How do I answer that since I’ve not officially met Summer and have no plans to, but if I tell Tina that, she’s going to give me some lecture about how I shouldn’t let my physical scars define me. That’s easy for her to say. Her mirror doesn’t cringe in fear when she stands in front of it. I’m not upset about how I look. I accepted it a long time ago, but acceptance isn’t the same as pouring hot acid down your back, which is essentially what I’d be doing if I waltzed downstairs, sat at my massive dining room table, and let everyone in the world including the goddess who is currently bedding down in my house see the true me. I wasn’t much to look at before the accident, and now I’m a horror show.

Colby would probably have nightmares for years and need therapy or some shit like that if he laid eyes on me. Summer would pass out in shock and horror.

“You need to find someone else,” I inform Tina.

“Come on now. Give Summer a chance,” my sister pleads.

“I will, but once she sees me, you know she’s going to run. Might as well start looking for her replacement now.”

“You don’t know that,” Tina protests. “This one could be different.”

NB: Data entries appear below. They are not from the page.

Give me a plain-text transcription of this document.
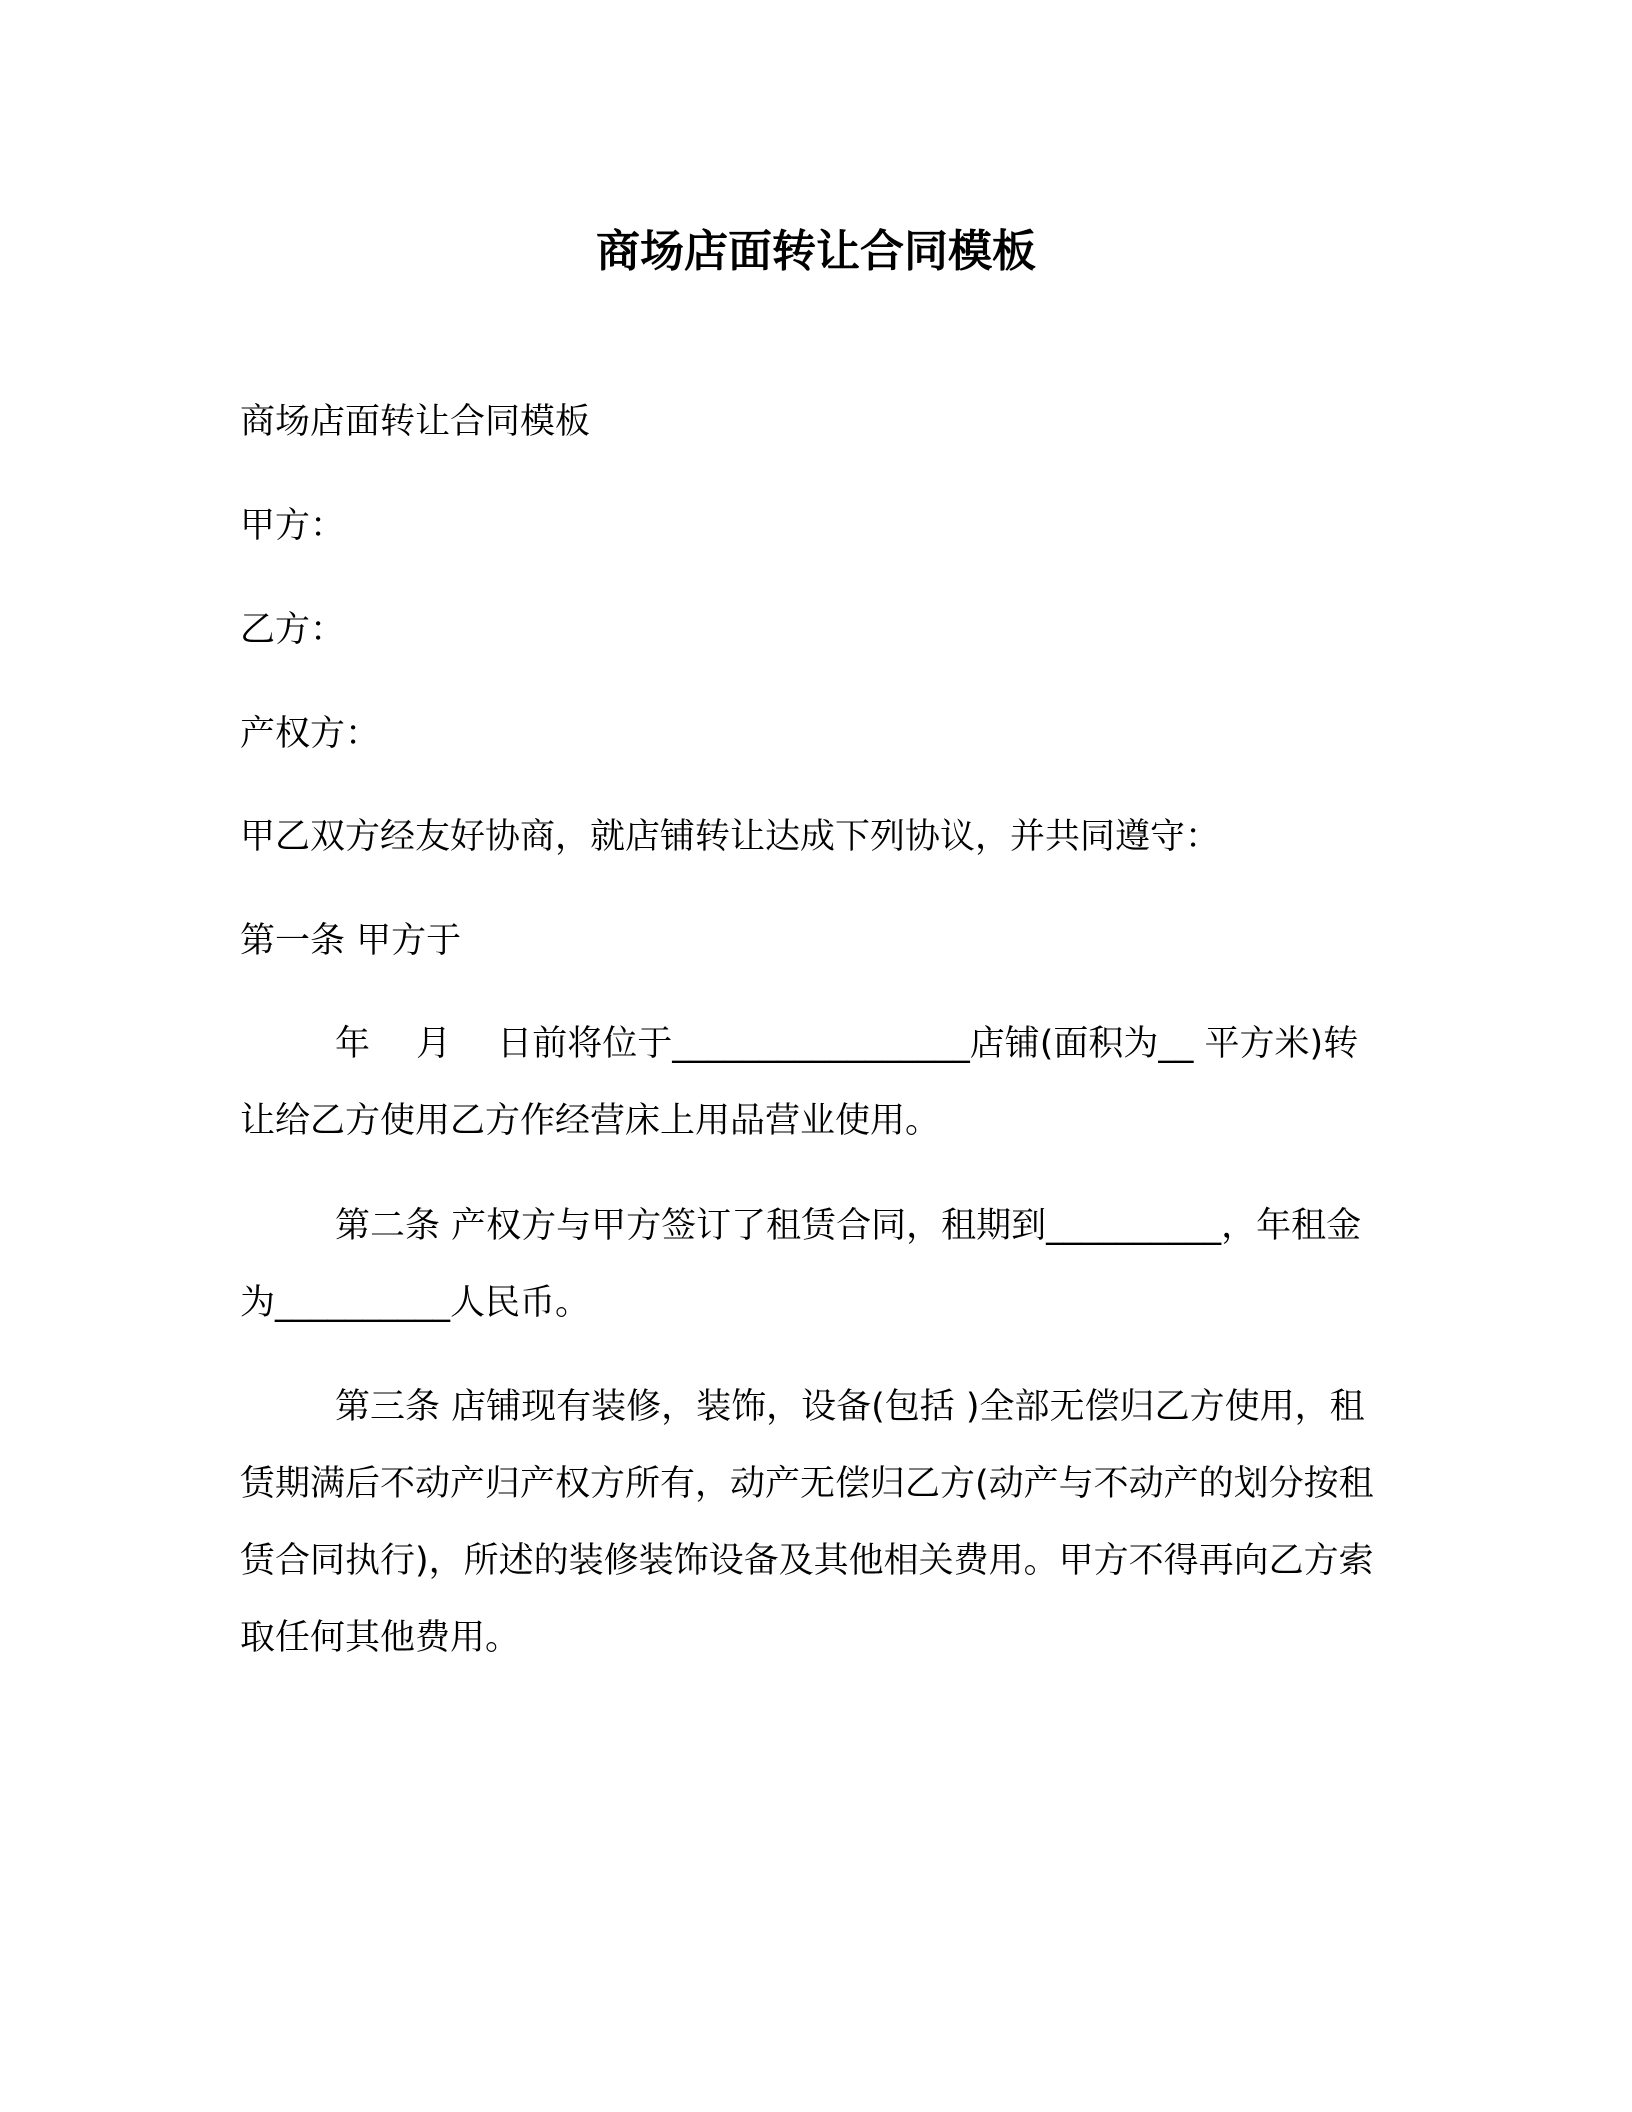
商场店面转让合同模板
商场店面转让合同模板
甲方：
乙方：
产权方：
甲乙双方经友好协商，就店铺转让达成下列协议，并共同遵守：
第一条 甲方于
年　 月　 日前将位于_________________店铺(面积为__ 平方米)转让给乙方使用乙方作经营床上用品营业使用。
第二条 产权方与甲方签订了租赁合同，租期到__________，年租金为__________人民币。
第三条 店铺现有装修，装饰，设备(包括 )全部无偿归乙方使用，租赁期满后不动产归产权方所有，动产无偿归乙方(动产与不动产的划分按租赁合同执行)，所述的装修装饰设备及其他相关费用。甲方不得再向乙方索取任何其他费用。
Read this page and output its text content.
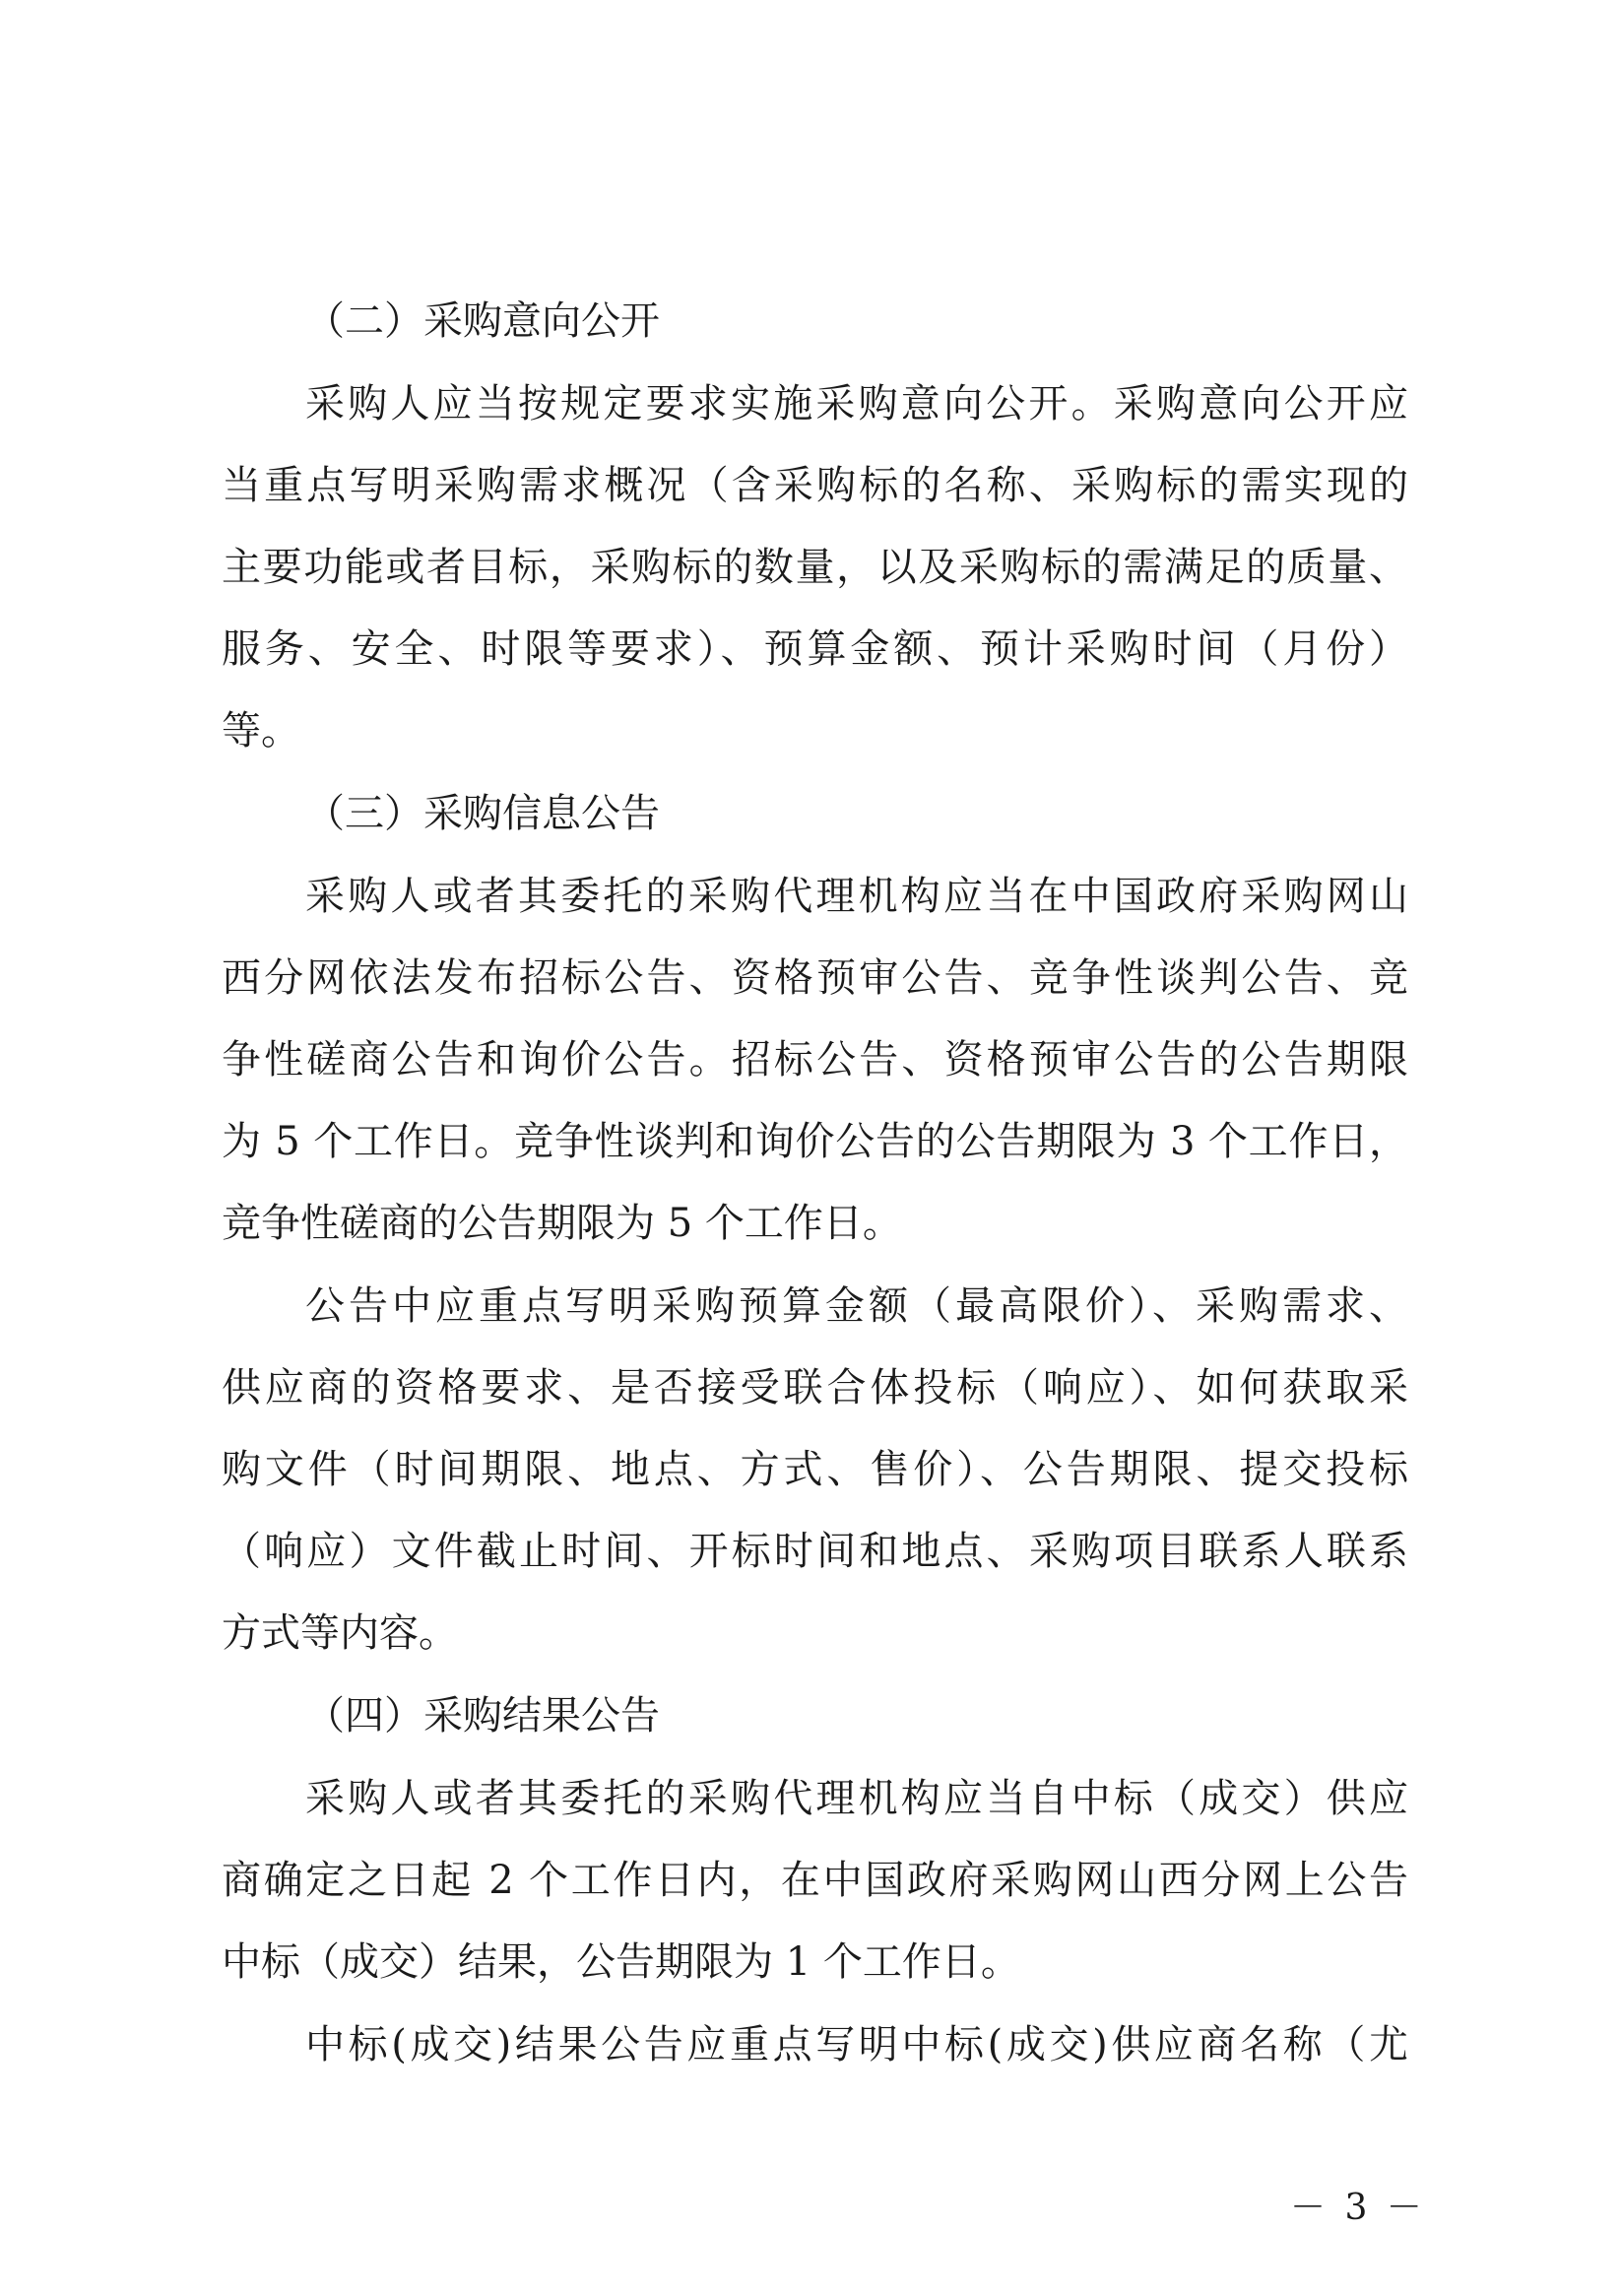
（二）采购意向公开
采购人应当按规定要求实施采购意向公开。采购意向公开应
当重点写明采购需求概况（含采购标的名称、采购标的需实现的
主要功能或者目标，采购标的数量，以及采购标的需满足的质量、
服务、安全、时限等要求）、预算金额、预计采购时间（月份）
等。
（三）采购信息公告
采购人或者其委托的采购代理机构应当在中国政府采购网山
西分网依法发布招标公告、资格预审公告、竞争性谈判公告、竞
争性磋商公告和询价公告。招标公告、资格预审公告的公告期限
为 5 个工作日。竞争性谈判和询价公告的公告期限为 3 个工作日，
竞争性磋商的公告期限为 5 个工作日。
公告中应重点写明采购预算金额（最高限价）、采购需求、
供应商的资格要求、是否接受联合体投标（响应）、如何获取采
购文件（时间期限、地点、方式、售价）、公告期限、提交投标
（响应）文件截止时间、开标时间和地点、采购项目联系人联系
方式等内容。
（四）采购结果公告
采购人或者其委托的采购代理机构应当自中标（成交）供应
商确定之日起 2 个工作日内，在中国政府采购网山西分网上公告
中标（成交）结果，公告期限为 1 个工作日。
中标(成交)结果公告应重点写明中标(成交)供应商名称（尤
－ 3 －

“She won’t be. Not at all.”

 

 

6

 

 

Summer

 

 

“I still don’t know why Beast couldn’t come with us.” I stop what I’m doing at the stove to look over to where Colby has been pouting since we got down to the kitchen. He’s not looking at me; his attention is focused on the paper he’s been working on for a while now.

“You picked a name?”

He shrugs. I put a lid on the sauce I started. The pantry came stocked with basic stuff, and I found things that I could put together to make spaghetti. I also found a fresh loaf of bread I can toast to go with it. Spaghetti is Colby’s favorite.

I figured it would comfort him if I made something he liked. I also had the thought that maybe the smell would lure my new boss out of hiding. I knew it was a shot in the dark, but I know food can get me moving often enough. It’s worth a try. Maybe if he meets us—which I know is against that list of crazy rules—he’ll warm up to us. No one could be mean to Colby after meeting him.